PIERRE-LOUIS PISTOROZZI

Tout commence avec l’animal

Tout commence à Ville-di-Paraso, le village où j’ai grandi.

C’est ici, sous les chênes et les oliviers, que j’ai décidé de créer mon exploitation de porcs corses en 2014.

Dès le départ, mon objectif n’était pas simplement d’élever des animaux pour produire de la charcuterie. Je voulais travailler une génétique cohérente avec le produit que j’imaginais.

Car avant de parler de charcuterie, je préfère parler de l’animal.

Sans un bon cochon, le reste ne vaut rien.

Beaucoup voyaient mon projet comme un pari un peu fou. Moi, j’y voyais surtout quelque chose à construire. On m’a souvent expliqué pourquoi cela ne fonctionnerait pas. Douze ans plus tard, je crois que les cochons ont répondu à ma place.

Produire mieux, pas produire plus

Je sélectionne mes porcs noirs génération après génération.

Je ne cherche pas à en avoir davantage. Je cherche à obtenir de meilleurs animaux. Chaque génération est observée et sélectionnée pour construire la suivante.

Cela demande du temps. Beaucoup de temps. Mais c’est le seul moyen de savoir réellement ce que l’on produit.

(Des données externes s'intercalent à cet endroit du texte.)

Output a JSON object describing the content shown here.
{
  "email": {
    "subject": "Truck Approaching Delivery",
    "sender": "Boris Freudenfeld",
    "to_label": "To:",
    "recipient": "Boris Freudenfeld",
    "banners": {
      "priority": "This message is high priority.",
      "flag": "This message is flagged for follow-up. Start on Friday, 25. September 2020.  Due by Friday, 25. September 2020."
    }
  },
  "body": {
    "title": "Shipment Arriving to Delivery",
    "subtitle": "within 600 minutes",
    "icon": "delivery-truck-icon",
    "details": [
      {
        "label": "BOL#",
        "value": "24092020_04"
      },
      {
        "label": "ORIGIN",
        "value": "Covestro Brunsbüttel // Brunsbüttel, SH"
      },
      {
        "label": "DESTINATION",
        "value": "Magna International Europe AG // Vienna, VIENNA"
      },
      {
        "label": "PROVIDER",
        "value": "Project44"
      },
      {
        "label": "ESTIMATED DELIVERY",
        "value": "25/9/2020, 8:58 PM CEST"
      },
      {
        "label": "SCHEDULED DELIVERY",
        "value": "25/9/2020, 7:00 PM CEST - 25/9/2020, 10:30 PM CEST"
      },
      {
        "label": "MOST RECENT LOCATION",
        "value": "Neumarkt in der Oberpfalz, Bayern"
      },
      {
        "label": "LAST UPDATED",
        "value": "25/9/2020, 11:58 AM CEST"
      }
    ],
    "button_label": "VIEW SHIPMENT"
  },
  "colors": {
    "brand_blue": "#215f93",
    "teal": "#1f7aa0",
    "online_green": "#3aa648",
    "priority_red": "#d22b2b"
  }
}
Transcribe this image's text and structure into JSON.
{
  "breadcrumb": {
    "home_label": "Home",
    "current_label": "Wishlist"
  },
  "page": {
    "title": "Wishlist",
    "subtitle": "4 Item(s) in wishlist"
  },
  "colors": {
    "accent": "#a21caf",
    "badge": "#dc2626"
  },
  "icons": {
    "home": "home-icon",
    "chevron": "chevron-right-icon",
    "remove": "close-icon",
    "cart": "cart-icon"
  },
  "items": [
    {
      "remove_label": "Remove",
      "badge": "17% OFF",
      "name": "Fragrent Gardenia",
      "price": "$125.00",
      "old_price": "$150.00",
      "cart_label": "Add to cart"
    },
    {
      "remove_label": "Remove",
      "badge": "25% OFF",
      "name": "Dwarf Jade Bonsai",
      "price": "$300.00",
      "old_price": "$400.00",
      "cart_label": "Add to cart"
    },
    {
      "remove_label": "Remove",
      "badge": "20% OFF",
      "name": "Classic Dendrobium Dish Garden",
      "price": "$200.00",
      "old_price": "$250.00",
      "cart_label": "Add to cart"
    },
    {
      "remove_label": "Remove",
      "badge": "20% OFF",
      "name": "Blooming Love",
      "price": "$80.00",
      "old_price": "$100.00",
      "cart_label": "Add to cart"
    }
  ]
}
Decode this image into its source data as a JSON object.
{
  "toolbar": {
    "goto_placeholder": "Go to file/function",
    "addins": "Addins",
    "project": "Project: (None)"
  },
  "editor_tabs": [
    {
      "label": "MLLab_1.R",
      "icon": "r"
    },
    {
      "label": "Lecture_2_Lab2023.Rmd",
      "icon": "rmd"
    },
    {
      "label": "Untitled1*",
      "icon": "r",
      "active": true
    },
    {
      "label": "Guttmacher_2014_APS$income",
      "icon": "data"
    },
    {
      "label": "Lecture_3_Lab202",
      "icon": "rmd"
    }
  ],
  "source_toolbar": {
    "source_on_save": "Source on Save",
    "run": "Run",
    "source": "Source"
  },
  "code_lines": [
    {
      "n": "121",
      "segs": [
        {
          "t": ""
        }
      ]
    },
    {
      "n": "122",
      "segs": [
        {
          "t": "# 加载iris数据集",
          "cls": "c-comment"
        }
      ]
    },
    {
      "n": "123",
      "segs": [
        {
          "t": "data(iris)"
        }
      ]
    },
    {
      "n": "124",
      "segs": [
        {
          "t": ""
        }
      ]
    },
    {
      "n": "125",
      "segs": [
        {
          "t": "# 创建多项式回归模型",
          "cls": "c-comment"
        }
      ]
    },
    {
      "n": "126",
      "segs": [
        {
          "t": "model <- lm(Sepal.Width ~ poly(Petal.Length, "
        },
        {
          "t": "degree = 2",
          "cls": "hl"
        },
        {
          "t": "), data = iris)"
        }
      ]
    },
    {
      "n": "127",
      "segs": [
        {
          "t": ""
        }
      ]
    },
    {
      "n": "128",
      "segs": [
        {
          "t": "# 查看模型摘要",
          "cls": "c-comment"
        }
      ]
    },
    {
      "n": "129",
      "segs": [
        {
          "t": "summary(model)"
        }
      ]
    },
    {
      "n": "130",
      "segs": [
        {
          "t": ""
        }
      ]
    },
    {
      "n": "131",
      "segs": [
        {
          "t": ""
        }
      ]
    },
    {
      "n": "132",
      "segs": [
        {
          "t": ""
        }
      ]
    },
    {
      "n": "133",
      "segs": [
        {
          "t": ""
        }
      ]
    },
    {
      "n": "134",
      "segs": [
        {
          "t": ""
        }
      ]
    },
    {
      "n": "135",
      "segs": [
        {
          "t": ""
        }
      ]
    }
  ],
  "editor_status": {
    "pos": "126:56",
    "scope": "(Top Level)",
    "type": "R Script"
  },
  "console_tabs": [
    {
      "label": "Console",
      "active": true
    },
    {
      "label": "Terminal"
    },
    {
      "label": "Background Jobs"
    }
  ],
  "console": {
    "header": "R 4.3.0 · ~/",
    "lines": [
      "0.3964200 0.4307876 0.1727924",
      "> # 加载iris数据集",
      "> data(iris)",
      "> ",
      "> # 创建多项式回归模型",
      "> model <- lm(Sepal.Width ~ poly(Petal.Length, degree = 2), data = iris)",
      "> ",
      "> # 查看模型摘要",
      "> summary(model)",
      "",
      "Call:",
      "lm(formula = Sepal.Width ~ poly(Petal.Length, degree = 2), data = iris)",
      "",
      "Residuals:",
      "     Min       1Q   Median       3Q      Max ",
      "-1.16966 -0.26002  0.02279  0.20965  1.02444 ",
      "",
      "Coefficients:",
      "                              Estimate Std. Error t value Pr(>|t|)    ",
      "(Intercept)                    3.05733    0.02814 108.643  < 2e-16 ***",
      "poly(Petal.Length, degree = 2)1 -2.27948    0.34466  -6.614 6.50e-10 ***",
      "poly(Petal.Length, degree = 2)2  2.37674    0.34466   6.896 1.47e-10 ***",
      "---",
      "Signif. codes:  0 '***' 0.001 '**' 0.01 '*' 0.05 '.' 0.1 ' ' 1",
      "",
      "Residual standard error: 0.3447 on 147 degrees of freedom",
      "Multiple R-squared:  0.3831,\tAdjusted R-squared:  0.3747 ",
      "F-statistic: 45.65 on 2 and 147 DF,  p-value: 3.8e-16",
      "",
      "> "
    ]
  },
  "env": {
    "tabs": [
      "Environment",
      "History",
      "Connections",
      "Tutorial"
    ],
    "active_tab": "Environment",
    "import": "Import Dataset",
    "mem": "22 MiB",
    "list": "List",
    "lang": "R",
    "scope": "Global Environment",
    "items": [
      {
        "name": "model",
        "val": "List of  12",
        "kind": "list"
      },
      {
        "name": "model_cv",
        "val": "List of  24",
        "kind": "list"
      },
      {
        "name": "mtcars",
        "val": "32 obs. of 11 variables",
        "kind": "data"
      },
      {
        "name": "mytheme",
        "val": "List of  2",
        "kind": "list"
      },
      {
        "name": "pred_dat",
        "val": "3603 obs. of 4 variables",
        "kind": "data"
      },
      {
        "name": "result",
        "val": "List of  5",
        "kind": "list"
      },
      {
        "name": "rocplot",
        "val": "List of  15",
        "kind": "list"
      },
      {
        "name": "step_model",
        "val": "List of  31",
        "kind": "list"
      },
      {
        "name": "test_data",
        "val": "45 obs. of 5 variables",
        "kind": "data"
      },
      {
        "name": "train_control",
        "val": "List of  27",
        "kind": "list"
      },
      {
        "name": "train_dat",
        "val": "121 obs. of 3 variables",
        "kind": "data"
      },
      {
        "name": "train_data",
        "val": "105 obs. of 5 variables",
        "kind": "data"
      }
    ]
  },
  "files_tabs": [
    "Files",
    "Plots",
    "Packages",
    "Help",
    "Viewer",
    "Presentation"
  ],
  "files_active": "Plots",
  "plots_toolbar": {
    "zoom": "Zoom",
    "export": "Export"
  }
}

Au fil des années, j’ai construit une souche de porcs associant la rusticité de l’animal à un grain de viande à la hauteur du produit final que j’imaginais.

Je ne veux pas laisser le hasard décider à ma place.

Un bon produit ne commence pas dans une cuisine ou dans une cave. Il commence dans l’élevage, dans le choix des animaux, dans leur alimentation et dans le temps qu’on leur laisse.

La viande et le feu

La viande me passionne depuis toujours.

Bien avant que la cuisson au feu de bois ne devienne une tendance, je faisais déjà tourner des broches le week-end avec mes amis, après la chasse.

J’ai toujours aimé les grandes tablées, les repas généreux et ces journées où l’on prend le temps de partager de bonnes choses.

Aujourd’hui, les broches font pleinement partie de mon travail.

J’aime voir le feu prendre dans un four à bois, les braseros s’allumer et les viandes cuire lentement. J’aime entendre les grilles crépiter, sentir les odeurs de cuisson et accompagner les viandes avec les pommes de terre de mon jardin.

Une cuisson à la broche ne s’improvise pas. Il faut connaître la viande, maîtriser le feu et surtout savoir attendre.

Je laisse cuire les viandes lentement, le temps qu’il faut.

J’aime les bonnes choses. Alors je les cuisine comme j’aime les manger.

C’est ainsi que j’ai commencé à préparer des mariages, des baptêmes et différents événements privés.

À la table d’un agriculteur

J’ai créé l’auberge dans la continuité de ce travail.

Les visiteurs viennent découvrir l’exploitation, rencontrer les animaux et comprendre ce qu’il y a réellement derrière une tranche de lonzu ou un morceau de prisuttu.

Car avant d’être de la charcuterie, c’est le travail d’un éleveur, d’une exploitation et finalement d’une vie.

Après la visite, les personnes passent à table pour découvrir les produits de l’exploitation, les viandes que je sélectionne et les légumes que je fais pousser.

Ce n’est pas un restaurant traditionnel.

C’est la table d’un agriculteur.

Je sers une cuisine généreuse, faite avec du beurre, de la crème, de bonnes viandes et des produits qui ont du goût. Ici, on ne vient pas compter les calories. On vient partager un véritable repas.

Au fond, je ne fais rien d’extraordinaire.

De bons cochons, de bons produits, du temps, du travail et le plaisir de partager de bonnes choses avec ceux qui viennent à ma table.

Le reste se construit avec le temps.